Heparin is an anticoagulant whose molecules are extracted from algae. Researchers have found that it is a more effective antiviral against Covid-19 than the treatment currently in use.
Three variants of heparin were tested in this research conducted in mammalian cells, as well as two fucoidans. All of these materials were extracted from algae. The authors of this study are scientists from the Center for Biotechnology and Interdisciplinary Studies at Rensselear Polytechnic (USA). They published their results in the scientific journal Cell Discovery.
Higher efficacy than remdesivir
The team performed a test called EC50 to determine the effectiveness of these molecules. The lower the result obtained, the more effective the product. Remdesivir, used to treat Ebola patients, is one of the main avenues of treatment against Covid-19 today. It obtained a score of 770 nanomolar in the EC50 test. RPI-27, one of the molecules from algae, gave a value of about 83 nanomolar, heparin showed even greater efficacy with a score of 2.1. No toxicity was observed for these products.
A future nasal spray?
These molecules could make it possible to create new treatments against Covid-19, with different modes of administration. “Current research indicates that the Covid-19 infection starts in the nose, and all of these substances could be a basis for creating a nasal spray,” says Jonathan Dordick, professor of chemical and biological engineering and lead author of the study. If we could just treat the infection when it starts, or even treat it before you get it, we might have a way to block it before it gets into the body. “
A complex mechanism
SARS-CoV-2 has a protein that attaches itself to human molecules and then inserts its genetic material into them.

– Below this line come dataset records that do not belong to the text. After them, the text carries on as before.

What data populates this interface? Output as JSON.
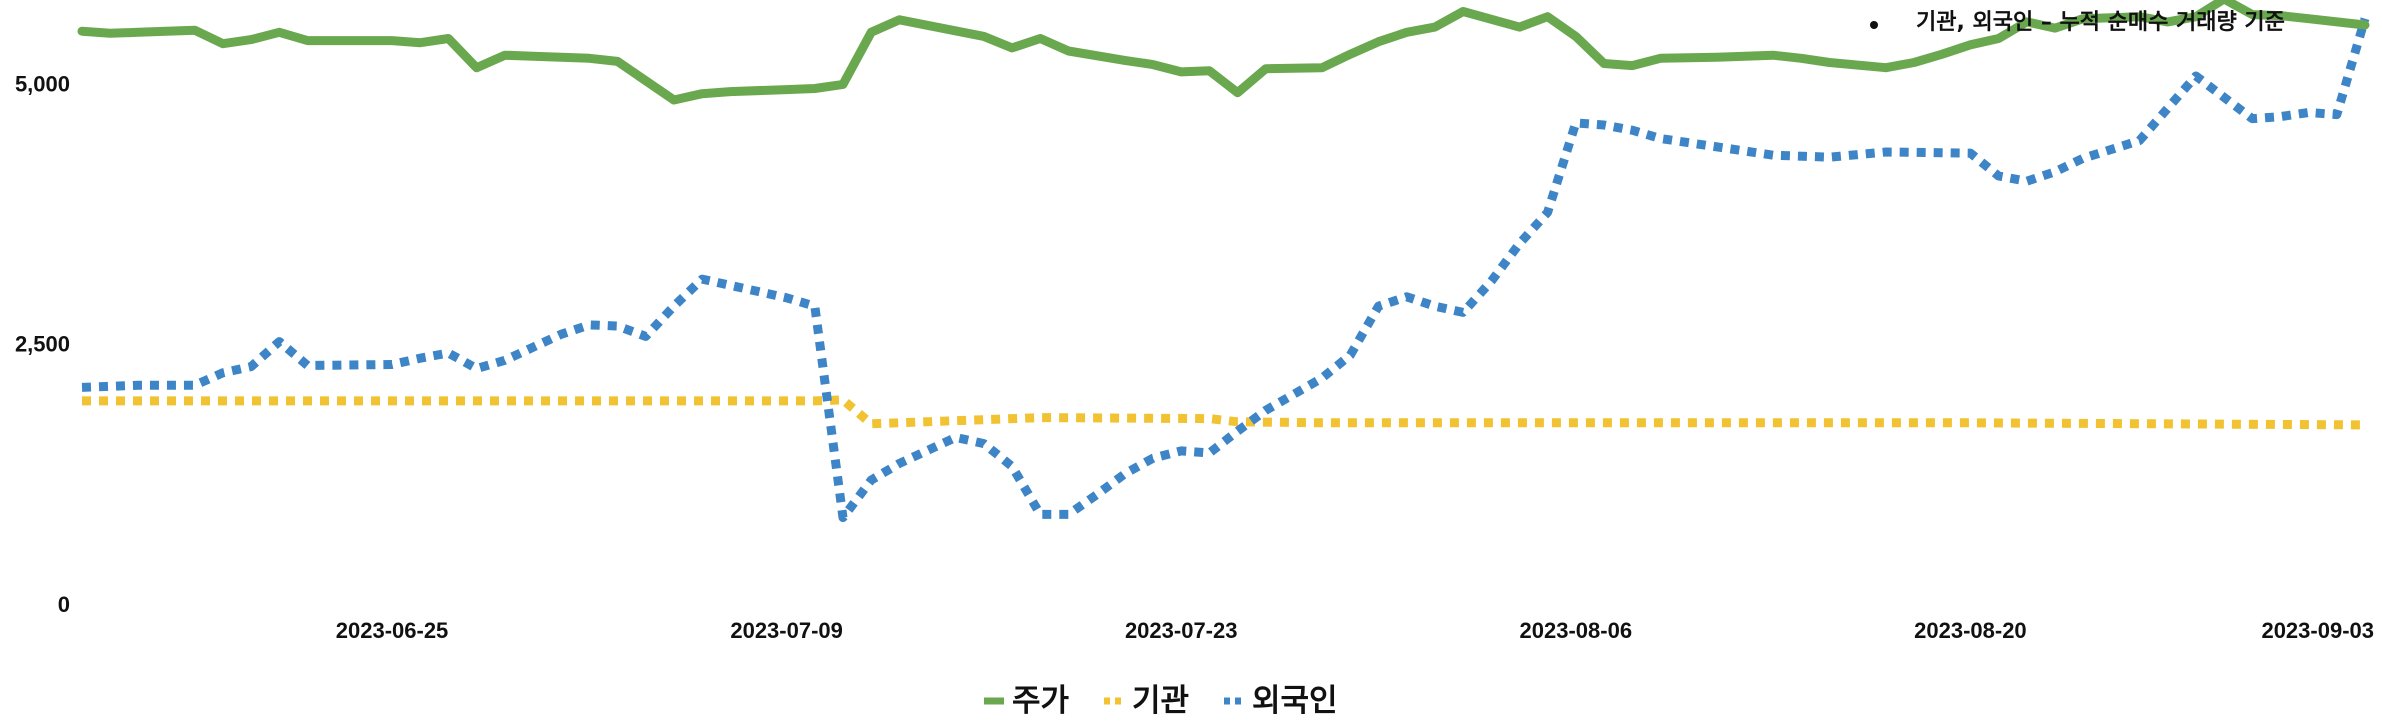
{
  "chart_data": {
    "type": "line",
    "title": "",
    "annotation": "기관, 외국인 – 누적 순매수 거래량 기준",
    "xlabel": "",
    "ylabel": "",
    "ylim": [
      0,
      5800
    ],
    "y_ticks": [
      {
        "value": 0,
        "label": "0"
      },
      {
        "value": 2500,
        "label": "2,500"
      },
      {
        "value": 5000,
        "label": "5,000"
      }
    ],
    "x_range": [
      "2023-06-14",
      "2023-09-03"
    ],
    "x_ticks": [
      "2023-06-25",
      "2023-07-09",
      "2023-07-23",
      "2023-08-06",
      "2023-08-20",
      "2023-09-03"
    ],
    "legend_position": "bottom",
    "grid": false,
    "series": [
      {
        "name": "주가",
        "color": "#6aa84f",
        "style": "solid",
        "x": [
          "2023-06-14",
          "2023-06-15",
          "2023-06-16",
          "2023-06-18",
          "2023-06-19",
          "2023-06-20",
          "2023-06-21",
          "2023-06-22",
          "2023-06-23",
          "2023-06-25",
          "2023-06-26",
          "2023-06-27",
          "2023-06-28",
          "2023-06-29",
          "2023-06-30",
          "2023-07-02",
          "2023-07-03",
          "2023-07-05",
          "2023-07-06",
          "2023-07-07",
          "2023-07-09",
          "2023-07-10",
          "2023-07-11",
          "2023-07-12",
          "2023-07-13",
          "2023-07-16",
          "2023-07-17",
          "2023-07-18",
          "2023-07-19",
          "2023-07-21",
          "2023-07-22",
          "2023-07-23",
          "2023-07-24",
          "2023-07-25",
          "2023-07-26",
          "2023-07-28",
          "2023-07-29",
          "2023-07-30",
          "2023-07-31",
          "2023-08-01",
          "2023-08-02",
          "2023-08-04",
          "2023-08-05",
          "2023-08-06",
          "2023-08-07",
          "2023-08-08",
          "2023-08-09",
          "2023-08-11",
          "2023-08-13",
          "2023-08-14",
          "2023-08-15",
          "2023-08-17",
          "2023-08-18",
          "2023-08-19",
          "2023-08-20",
          "2023-08-21",
          "2023-08-22",
          "2023-08-23",
          "2023-08-24",
          "2023-08-25",
          "2023-08-26",
          "2023-08-27",
          "2023-08-28",
          "2023-08-29",
          "2023-08-30",
          "2023-08-31",
          "2023-09-01",
          "2023-09-03"
        ],
        "values": [
          5500,
          5480,
          5490,
          5510,
          5380,
          5420,
          5490,
          5410,
          5410,
          5410,
          5390,
          5430,
          5150,
          5270,
          5260,
          5240,
          5210,
          4840,
          4900,
          4920,
          4940,
          4950,
          4990,
          5490,
          5610,
          5450,
          5340,
          5430,
          5310,
          5220,
          5180,
          5110,
          5120,
          4910,
          5140,
          5150,
          5280,
          5400,
          5490,
          5540,
          5690,
          5540,
          5640,
          5450,
          5190,
          5170,
          5240,
          5250,
          5270,
          5240,
          5200,
          5150,
          5200,
          5280,
          5370,
          5430,
          5590,
          5530,
          5620,
          5630,
          5640,
          5590,
          5640,
          5810,
          5660,
          5650,
          5620,
          5560
        ]
      },
      {
        "name": "기관",
        "color": "#f1c232",
        "style": "dotted",
        "x": [
          "2023-06-14",
          "2023-07-10",
          "2023-07-11",
          "2023-07-12",
          "2023-07-15",
          "2023-07-18",
          "2023-07-24",
          "2023-07-25",
          "2023-07-28",
          "2023-08-06",
          "2023-08-20",
          "2023-09-03"
        ],
        "values": [
          1950,
          1950,
          1960,
          1730,
          1760,
          1790,
          1780,
          1750,
          1740,
          1740,
          1740,
          1720
        ]
      },
      {
        "name": "외국인",
        "color": "#3d85c6",
        "style": "dotted",
        "x": [
          "2023-06-14",
          "2023-06-16",
          "2023-06-18",
          "2023-06-19",
          "2023-06-20",
          "2023-06-21",
          "2023-06-22",
          "2023-06-25",
          "2023-06-26",
          "2023-06-27",
          "2023-06-28",
          "2023-06-29",
          "2023-07-01",
          "2023-07-02",
          "2023-07-03",
          "2023-07-04",
          "2023-07-05",
          "2023-07-06",
          "2023-07-09",
          "2023-07-10",
          "2023-07-11",
          "2023-07-12",
          "2023-07-13",
          "2023-07-15",
          "2023-07-16",
          "2023-07-17",
          "2023-07-18",
          "2023-07-19",
          "2023-07-20",
          "2023-07-21",
          "2023-07-22",
          "2023-07-23",
          "2023-07-24",
          "2023-07-25",
          "2023-07-26",
          "2023-07-28",
          "2023-07-29",
          "2023-07-30",
          "2023-07-31",
          "2023-08-01",
          "2023-08-02",
          "2023-08-03",
          "2023-08-04",
          "2023-08-05",
          "2023-08-06",
          "2023-08-07",
          "2023-08-08",
          "2023-08-09",
          "2023-08-13",
          "2023-08-15",
          "2023-08-17",
          "2023-08-20",
          "2023-08-21",
          "2023-08-22",
          "2023-08-23",
          "2023-08-24",
          "2023-08-26",
          "2023-08-28",
          "2023-08-30",
          "2023-08-31",
          "2023-09-01",
          "2023-09-02",
          "2023-09-03"
        ],
        "values": [
          2080,
          2100,
          2100,
          2220,
          2280,
          2520,
          2290,
          2300,
          2360,
          2410,
          2260,
          2340,
          2590,
          2680,
          2670,
          2570,
          2860,
          3120,
          2940,
          2860,
          830,
          1190,
          1350,
          1600,
          1540,
          1320,
          860,
          860,
          1050,
          1250,
          1400,
          1470,
          1450,
          1660,
          1860,
          2170,
          2390,
          2860,
          2950,
          2860,
          2800,
          3100,
          3460,
          3760,
          4620,
          4600,
          4550,
          4470,
          4310,
          4290,
          4340,
          4330,
          4110,
          4060,
          4150,
          4280,
          4450,
          5070,
          4660,
          4680,
          4720,
          4700,
          5620
        ]
      }
    ]
  }
}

This then allows it to replicate in the body. The heparin-based medicine tricks the virus into attracting and blocking it. “It is a very complicated mechanism, of which we do not know all the details, says the researcher, but we are getting more and more information.” Across the world, dozens and dozens of researchers are working on treatment trials to fight the virus. More than 16 million people have contracted it on the planet.